From the historical department came George Crumb’s mystical “Vox Balaenae” (Voice of the Whale). Dating from 1971, Crumb’s piece takes its inspiration from the then-popular sound of humpback whale song and the prospect of extra-human communication. Extended techniques and a mystical spectrum of sounds are key ingredients, here neatly realized between cellist Robin Bonnell’s harmonics, pianist Brenda Tom’s percussive, inside-the-instrument scrambling and flutist Mathew Krejci’s vocalizing.
Proto-minimalist Terry Riley’s 1981 piece “Sunrise of the Planetary Dream Collector” is no more sober or rational than the title, with its twisting, phasing parts for string quartet and echoes of jazz and Indian classical traditions.

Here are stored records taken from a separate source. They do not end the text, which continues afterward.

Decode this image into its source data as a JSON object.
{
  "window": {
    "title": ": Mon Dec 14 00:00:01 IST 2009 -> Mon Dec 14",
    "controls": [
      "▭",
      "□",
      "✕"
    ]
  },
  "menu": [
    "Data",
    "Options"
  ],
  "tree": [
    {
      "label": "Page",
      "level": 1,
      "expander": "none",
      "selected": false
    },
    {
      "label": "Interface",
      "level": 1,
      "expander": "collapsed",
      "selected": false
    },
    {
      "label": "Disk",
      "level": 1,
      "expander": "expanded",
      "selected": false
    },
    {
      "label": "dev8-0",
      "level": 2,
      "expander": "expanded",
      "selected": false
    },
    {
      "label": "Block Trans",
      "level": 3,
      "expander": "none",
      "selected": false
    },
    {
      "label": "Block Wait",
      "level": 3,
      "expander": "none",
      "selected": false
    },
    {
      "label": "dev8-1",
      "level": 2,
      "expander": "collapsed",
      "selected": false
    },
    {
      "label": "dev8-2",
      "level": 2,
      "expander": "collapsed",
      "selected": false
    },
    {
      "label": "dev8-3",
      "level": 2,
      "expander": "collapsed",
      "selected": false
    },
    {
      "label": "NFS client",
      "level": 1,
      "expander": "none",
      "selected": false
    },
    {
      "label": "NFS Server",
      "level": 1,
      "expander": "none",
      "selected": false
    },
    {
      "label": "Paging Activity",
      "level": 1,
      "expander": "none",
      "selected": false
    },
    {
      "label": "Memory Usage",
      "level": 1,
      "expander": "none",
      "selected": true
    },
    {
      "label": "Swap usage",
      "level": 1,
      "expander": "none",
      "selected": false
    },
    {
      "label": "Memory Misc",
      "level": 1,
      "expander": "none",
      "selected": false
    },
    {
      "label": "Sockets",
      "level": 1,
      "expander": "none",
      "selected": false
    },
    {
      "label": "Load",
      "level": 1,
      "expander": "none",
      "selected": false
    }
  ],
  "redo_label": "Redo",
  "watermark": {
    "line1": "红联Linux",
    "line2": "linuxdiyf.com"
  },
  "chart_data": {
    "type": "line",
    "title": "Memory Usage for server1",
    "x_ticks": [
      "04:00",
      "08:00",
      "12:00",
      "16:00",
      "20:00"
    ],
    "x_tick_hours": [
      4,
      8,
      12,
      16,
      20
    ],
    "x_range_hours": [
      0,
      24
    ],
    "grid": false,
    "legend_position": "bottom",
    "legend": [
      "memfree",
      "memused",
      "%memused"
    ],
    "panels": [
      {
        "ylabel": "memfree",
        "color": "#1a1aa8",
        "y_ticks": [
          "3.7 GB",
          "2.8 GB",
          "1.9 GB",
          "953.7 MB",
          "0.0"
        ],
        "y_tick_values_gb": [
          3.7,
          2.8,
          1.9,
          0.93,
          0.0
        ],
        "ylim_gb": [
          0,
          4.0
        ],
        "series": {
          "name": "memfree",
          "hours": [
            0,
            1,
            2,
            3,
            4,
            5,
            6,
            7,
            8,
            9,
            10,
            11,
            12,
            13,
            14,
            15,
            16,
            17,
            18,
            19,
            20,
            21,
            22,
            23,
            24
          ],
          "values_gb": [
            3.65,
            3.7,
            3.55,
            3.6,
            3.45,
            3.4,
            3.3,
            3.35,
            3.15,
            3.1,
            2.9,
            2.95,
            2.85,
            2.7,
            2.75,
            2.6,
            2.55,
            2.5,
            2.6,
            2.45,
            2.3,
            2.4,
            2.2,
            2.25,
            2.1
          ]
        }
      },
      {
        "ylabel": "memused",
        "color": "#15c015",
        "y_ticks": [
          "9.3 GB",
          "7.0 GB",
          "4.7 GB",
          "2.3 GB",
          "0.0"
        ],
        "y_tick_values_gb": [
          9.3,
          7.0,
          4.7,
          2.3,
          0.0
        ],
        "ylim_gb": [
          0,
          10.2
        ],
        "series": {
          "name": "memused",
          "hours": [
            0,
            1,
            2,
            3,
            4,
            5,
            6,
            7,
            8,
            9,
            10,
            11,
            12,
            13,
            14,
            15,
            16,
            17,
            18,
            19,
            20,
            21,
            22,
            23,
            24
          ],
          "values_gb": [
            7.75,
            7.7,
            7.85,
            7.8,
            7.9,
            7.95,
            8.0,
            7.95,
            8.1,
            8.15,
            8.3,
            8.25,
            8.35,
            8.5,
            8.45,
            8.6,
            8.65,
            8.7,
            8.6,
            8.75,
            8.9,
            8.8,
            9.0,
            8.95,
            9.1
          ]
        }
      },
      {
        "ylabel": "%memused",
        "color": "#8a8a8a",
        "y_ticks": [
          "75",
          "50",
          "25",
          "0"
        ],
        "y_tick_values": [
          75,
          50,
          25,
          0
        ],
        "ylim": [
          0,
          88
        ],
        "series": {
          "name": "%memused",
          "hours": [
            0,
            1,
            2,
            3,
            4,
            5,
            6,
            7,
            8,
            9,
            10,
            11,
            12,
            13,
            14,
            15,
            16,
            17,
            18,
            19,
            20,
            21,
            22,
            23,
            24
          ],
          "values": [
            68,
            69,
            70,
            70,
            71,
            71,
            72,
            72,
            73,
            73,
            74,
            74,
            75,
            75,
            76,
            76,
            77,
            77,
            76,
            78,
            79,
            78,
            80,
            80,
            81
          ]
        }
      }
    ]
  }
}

Music Now’s founder and music director Howard Hersh offered two Los Angeles premieres of his own compositions, disparate in scale and focus but connected by a tendency to merge diverse ideas. “A Crown of Feathers,” written as a solo vehicle for the ensemble’s violinist William Barbini, weaves together mournful meditations, agitated double-stopping and Yiddish tunes, in a not-entirely seamless way.

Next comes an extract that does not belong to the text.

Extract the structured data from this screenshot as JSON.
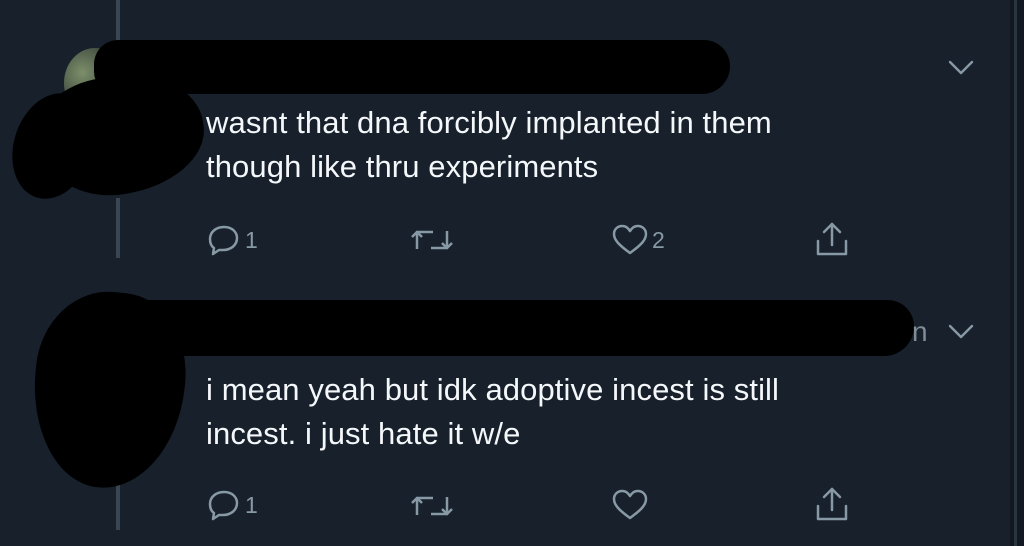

Hersh’s “Shrapnel in the Heart,” which took up this Monday Evening Concert’s second half, is a wartime reflection that unevenly blends concert and documentary material. The limpid plaints of soprano Anna Carol Dudley and the atmospheric, Morton Feldmanesque instrumental passages prove more effective than the chaotic collage of letters to Vietnam soldiers that spilled out of speakers placed around the hall.